Generating a Dataset Data Profile
Similar to generating a profile for a data source (see Generating a Source Data Profile), Anzo provides the ability to profile a graph data set in its final format. When metrics are generated for graph data, Anzo profiles the entire data set and reports metrics for the classes and properties in the model as well as statistics about the values for the properties. Generating a graph data profile helps users perform data discovery, assess the quality of the onboarded data, and decide whether to use the data set in a particular graphmart. The report can also assist users in determining the types of data layers to create and writing the queries to include in the steps.
To generate a graph data profile, AnzoGraph must be online. If you have dynamic AnzoGraph deployments enabled, Anzo will provision AnzoGraph automatically when metrics are generated.

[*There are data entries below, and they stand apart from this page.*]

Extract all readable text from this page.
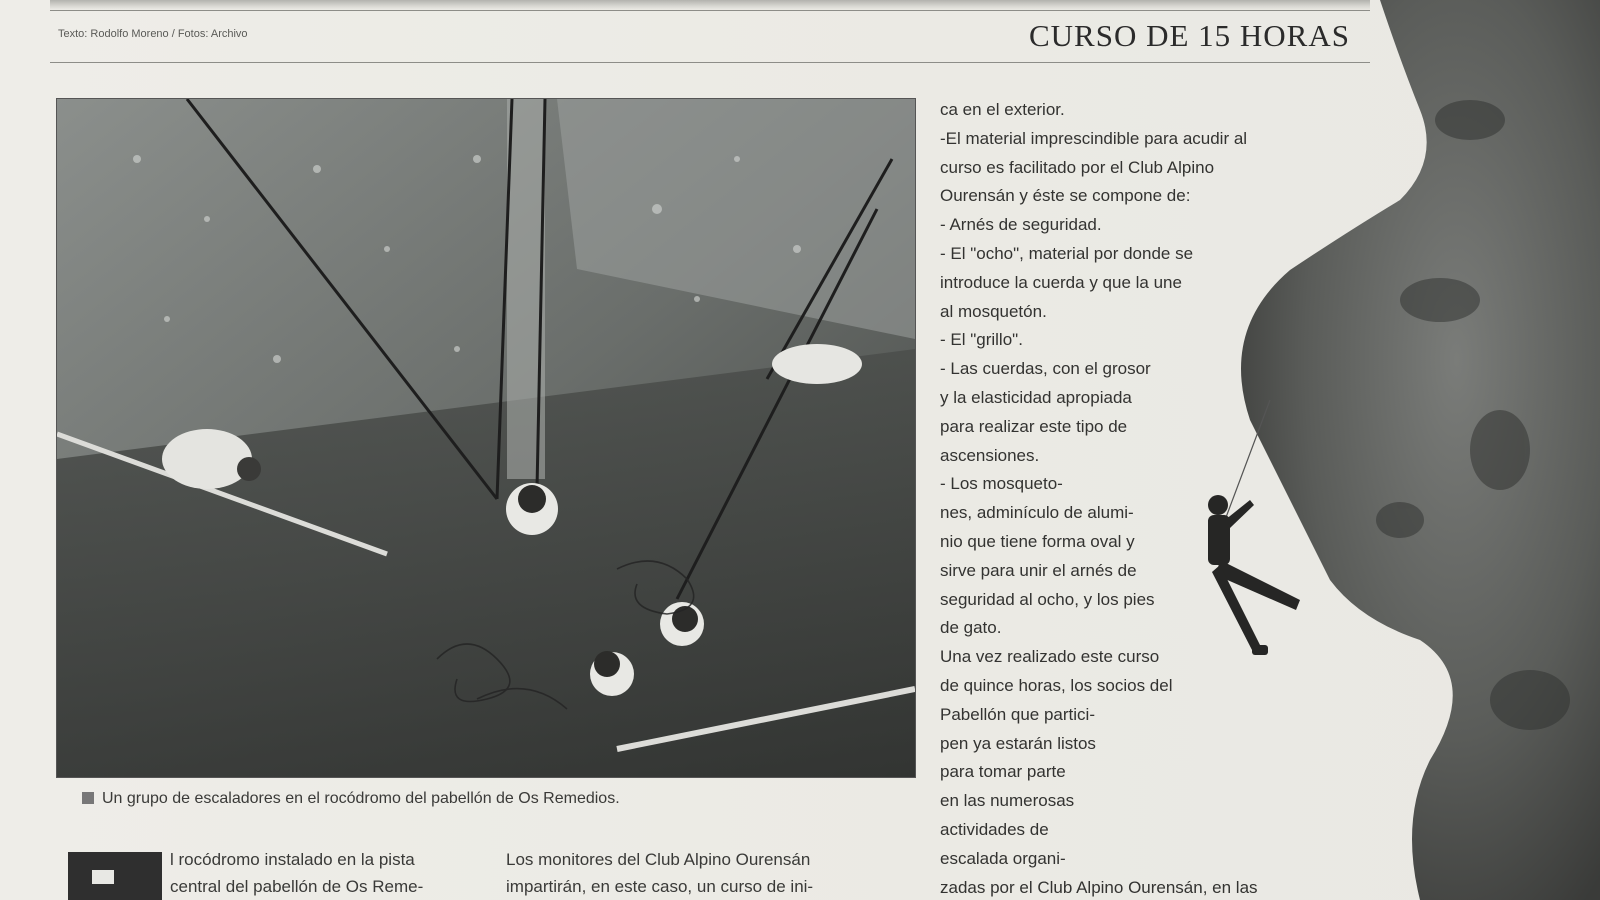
Texto: Rodolfo Moreno / Fotos: Archivo	CURSO DE 15 HORAS
Un grupo de escaladores en el rocódromo del pabellón de Os Remedios.
l rocódromo instalado en la pista
central del pabellón de Os Reme-
Los monitores del Club Alpino Ourensán
impartirán, en este caso, un curso de ini-
ca en el exterior.
-El material imprescindible para acudir al
curso es facilitado por el Club Alpino
Ourensán y éste se compone de:
- Arnés de seguridad.
- El "ocho", material por donde se
introduce la cuerda y que la une
al mosquetón.
- El "grillo".
- Las cuerdas, con el grosor
y la elasticidad apropiada
para realizar este tipo de
ascensiones.
- Los mosqueto-
nes, adminículo de alumi-
nio que tiene forma oval y
sirve para unir el arnés de
seguridad al ocho, y los pies
de gato.
Una vez realizado este curso
de quince horas, los socios del
Pabellón que partici-
pen ya estarán listos
para tomar parte
en las numerosas
actividades de
escalada organi-
zadas por el Club Alpino Ourensán, en las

- In the Anzo application, expand the Blend menu and click Datasets. Anzo displays the Datasets screen, which lists the catalog of Datasets. For example:
- On the Datasets screen, click the name of the data set for which you want to generate metrics. Anzo displays the Explore screen for the source. For example:
The instance counts for the classes in the graph view on the left side of the screen are the initial, non-unique counts from the ETL engine. Most likely the data has not yet been deduplicated. After generating metrics, the instance counts may change.
- Click the Profile Data button at the top of the screen. Anzo provisions a temporary graphmart and loads the data into AnzoGraph. AnzoGraph computes the data profiling metrics. The process may take several minutes. You can check the status of the process in the Activity Log. The Activity Log also presents the option to stop the profiling process by clicking Cancel under the progress bar for the task. For example:
Once the metrics are generated, Anzo removes the graphmart from AnzoGraph and the new information becomes available to explore in Anzo.
Graph data profiles are always generated against the Default Edition of the data set. Saved Editions are not included.
- To display the metrics, select a node or edge in the graph view on the left side of the screen or expand the model in the middle of the screen and select a class or property. For example:
You can click the Expand button on the right side of the screen to collapse the graph view and expand the metrics view. For example:
Select any class or property to view its metrics. When a class is selected, Anzo displays the number of properties and total number of instances as well as one or more of the following metrics for each property in the class. The metrics that are calculated depend on the data type of the properties:
- Percentile Metric: This metric presents the data distribution for a property in percentiles.
- Top Value Counts Metric: This metric displays the count (as a histogram) of the 10 most frequently occurring values for a property.
- Presence Metric: This metric displays the number of values present and not present for a property.
When a property is selected, Anzo displays the metrics described above and one or more of the following metrics, depending on the data type of the property:
- Extrema Metric: Shows the smallest and largest values.
- Geometric Mean Metric: Shows the geometric mean of the values.
- Median Metric: Shows the middle value.
- Mode Metric: Shows the value that appears most often.
- Std Deviation Metric: Shows the standard deviation in the set of values.
- Unique Values Metric: Shows the number of unique values.